Singin' in the Rain (Full Song/Dance)
Gene Kelly, 1952

O arco da criatividade

Um dos temas-chave de Singin' in the Rain é o trabalho indigno e humilhante que as pessoas criativas estão dispostas a fazer para progredir na indústria. Este facto é realçado em três histórias do filme. Na primeira, Don fala com um jornalista na passadeira vermelha de uma estreia.
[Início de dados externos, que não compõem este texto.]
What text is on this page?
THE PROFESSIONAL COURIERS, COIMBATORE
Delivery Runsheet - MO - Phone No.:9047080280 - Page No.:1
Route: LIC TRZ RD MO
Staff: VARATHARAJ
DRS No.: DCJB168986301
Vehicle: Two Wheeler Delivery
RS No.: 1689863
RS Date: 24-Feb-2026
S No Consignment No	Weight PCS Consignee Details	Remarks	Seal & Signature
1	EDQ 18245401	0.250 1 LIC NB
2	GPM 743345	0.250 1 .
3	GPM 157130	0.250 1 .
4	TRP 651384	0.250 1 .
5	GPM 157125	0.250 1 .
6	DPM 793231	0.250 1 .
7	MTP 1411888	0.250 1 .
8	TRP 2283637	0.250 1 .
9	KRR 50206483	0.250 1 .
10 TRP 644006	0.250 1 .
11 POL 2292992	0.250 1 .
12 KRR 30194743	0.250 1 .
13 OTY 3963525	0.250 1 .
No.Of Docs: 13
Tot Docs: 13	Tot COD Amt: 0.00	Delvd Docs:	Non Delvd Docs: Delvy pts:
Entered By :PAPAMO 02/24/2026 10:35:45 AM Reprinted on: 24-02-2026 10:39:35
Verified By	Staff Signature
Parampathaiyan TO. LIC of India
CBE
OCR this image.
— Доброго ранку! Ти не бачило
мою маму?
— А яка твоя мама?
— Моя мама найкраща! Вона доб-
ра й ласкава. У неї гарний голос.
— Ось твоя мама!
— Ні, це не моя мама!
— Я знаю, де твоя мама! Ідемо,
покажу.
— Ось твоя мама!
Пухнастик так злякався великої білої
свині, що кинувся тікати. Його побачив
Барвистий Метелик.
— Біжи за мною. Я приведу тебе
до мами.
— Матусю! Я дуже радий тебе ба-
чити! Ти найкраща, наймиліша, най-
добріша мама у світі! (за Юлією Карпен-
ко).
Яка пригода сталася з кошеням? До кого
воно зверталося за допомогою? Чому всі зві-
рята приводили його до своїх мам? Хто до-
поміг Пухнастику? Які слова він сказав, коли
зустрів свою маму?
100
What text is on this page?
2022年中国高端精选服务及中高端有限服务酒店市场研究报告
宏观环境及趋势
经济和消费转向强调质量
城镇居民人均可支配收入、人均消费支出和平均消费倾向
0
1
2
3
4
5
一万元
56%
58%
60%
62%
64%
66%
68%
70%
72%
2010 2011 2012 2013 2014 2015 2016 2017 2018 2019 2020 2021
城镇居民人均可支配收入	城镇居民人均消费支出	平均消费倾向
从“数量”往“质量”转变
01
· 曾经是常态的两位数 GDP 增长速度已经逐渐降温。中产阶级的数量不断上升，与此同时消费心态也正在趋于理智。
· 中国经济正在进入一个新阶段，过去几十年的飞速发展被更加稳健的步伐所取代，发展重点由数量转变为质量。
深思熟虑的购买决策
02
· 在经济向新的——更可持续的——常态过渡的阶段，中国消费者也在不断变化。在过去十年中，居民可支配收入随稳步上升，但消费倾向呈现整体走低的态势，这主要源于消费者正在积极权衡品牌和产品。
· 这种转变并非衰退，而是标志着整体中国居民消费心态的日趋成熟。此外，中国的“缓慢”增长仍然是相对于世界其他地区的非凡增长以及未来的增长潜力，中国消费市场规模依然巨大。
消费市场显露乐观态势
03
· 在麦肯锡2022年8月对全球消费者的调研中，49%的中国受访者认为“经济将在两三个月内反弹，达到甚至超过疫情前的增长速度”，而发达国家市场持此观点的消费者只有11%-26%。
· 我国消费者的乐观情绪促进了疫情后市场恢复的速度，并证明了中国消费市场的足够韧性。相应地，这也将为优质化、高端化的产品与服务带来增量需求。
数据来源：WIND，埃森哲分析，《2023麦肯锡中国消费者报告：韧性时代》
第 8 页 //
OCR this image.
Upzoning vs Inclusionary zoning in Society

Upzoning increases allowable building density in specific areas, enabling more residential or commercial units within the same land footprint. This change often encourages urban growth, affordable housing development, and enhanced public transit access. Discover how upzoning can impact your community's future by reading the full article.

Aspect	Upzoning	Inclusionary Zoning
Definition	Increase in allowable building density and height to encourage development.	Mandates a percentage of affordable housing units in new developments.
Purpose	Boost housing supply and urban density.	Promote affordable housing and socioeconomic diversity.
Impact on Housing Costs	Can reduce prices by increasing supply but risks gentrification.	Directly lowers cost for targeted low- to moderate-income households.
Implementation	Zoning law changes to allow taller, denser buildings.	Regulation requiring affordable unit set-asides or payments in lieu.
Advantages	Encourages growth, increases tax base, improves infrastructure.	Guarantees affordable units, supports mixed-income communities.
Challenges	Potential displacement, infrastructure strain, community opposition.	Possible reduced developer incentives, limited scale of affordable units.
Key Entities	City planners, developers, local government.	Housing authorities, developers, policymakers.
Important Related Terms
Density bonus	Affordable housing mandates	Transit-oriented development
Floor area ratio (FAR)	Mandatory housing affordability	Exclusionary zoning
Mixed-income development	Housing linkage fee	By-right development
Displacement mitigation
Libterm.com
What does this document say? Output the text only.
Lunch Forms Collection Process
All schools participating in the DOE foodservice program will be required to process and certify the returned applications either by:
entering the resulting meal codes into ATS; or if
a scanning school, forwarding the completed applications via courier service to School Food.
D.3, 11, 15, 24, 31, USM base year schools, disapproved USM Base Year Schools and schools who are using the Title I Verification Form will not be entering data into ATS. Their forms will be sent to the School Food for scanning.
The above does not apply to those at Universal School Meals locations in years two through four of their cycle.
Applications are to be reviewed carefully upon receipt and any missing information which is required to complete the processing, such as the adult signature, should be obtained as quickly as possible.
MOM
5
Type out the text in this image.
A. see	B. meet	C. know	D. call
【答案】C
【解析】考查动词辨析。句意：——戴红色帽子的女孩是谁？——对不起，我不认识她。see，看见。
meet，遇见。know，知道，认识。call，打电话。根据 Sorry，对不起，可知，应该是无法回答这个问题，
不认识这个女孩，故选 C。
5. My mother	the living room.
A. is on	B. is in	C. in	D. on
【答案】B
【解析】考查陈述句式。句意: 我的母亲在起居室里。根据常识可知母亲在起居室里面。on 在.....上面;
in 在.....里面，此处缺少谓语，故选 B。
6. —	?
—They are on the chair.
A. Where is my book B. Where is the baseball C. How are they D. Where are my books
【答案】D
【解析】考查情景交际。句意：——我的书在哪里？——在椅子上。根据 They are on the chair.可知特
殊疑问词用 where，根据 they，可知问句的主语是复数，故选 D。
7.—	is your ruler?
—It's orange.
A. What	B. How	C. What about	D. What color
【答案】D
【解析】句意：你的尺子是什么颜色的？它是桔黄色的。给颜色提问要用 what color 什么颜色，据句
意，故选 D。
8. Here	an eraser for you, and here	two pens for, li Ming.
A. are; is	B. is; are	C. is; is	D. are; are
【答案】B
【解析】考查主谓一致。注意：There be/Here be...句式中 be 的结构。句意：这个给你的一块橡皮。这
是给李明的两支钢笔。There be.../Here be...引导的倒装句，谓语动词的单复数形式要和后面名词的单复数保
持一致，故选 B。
Enquanto fala liricamente sobre a sua digna ascensão ao estrelato, o espectador vê uma montagem que contradiz as suas palavras. Ele é visto a trabalhar desde o fundo do poço como artista musical, enquanto ele e o seu parceiro Cosmo Brown (Donald O'Connor) atuam em bares de qualidade duvidosa, são vaiados no palco e ficam na fila do desemprego. A segunda história tem lugar na sequência de fantasia alargada "Broadway Melody", em que Don chega à Broadway como um artista ávido e é depois corrompido pela fama e adulação, antes de finalmente redescobrir porque é que queria cantar e dançar. A história final é a do próprio filme, em que Don evolui de uma estrela silenciosa para a sua verdadeira vocação de intérprete musical.

O filme usa estas histórias para examinar o que constitui o sucesso artístico. Não é o mesmo que simplesmente fazer sucesso e ficar rico – é o facto de o artista fazer o que gosta sem compromissos. Don é uma estrela de cinema desde o momento em que o conhecemos, mas não é verdadeiramente bem-sucedido até à última cena, quando está no seu elemento, tendo-se tornado uma estrela musical em vez de um ator mudo, e está com a rapariga que ama, Kathy Selden (Debbie Reynolds), em vez da egoísta Lina. O filme tem uma visão otimista, sugerindo que o caminho para encontrar o seu “eu” criativo é longo e difícil, mas se tiver talento e convicção, como Don tem, acabará por chegar ao seu lugar.

Singin' in the Rain destaca-se no panteão dos musicais por uma série de razões. Tem um olhar autodepreciativo sobre a sua própria arte, e apresenta vários números musicais icónicos (desde o Singin' in the Rain titular até ao cómico Make 'em Laugh), mas acima de tudo perdurou porque fala de um fascínio intemporal: a celebração e o poder do talento. Enquanto muitos filmes retratam a eventual corrupção do talento e da ambição criativa, Singin' in the Rain saúda o talento genuíno como uma força irreprimível que prevalecerá sempre.

Gene Kelly, Actor
Gene Kelly nasceu em 1912 em Pittsburgh, Pensilvânia, e tornou-se professor de dança antes de chegar à Broadway. A sua grande oportunidade surgiu em 1940, quando conseguiu o papel principal no espetáculo de Rodgers e Hart, Pal Joey. Anchors Aweigh deu a Kelly a sua primeira e última nomeação para o Óscar de melhor ator, embora An American in Paris, que Kelly protagonizou, tenha ganho vários Óscares, incluindo o de Melhor Filme. Singin' in the Rain foi um sucesso modesto aquando do seu lançamento, mas a sua popularidade não tardou a aumentar. Kelly morreu em 1996.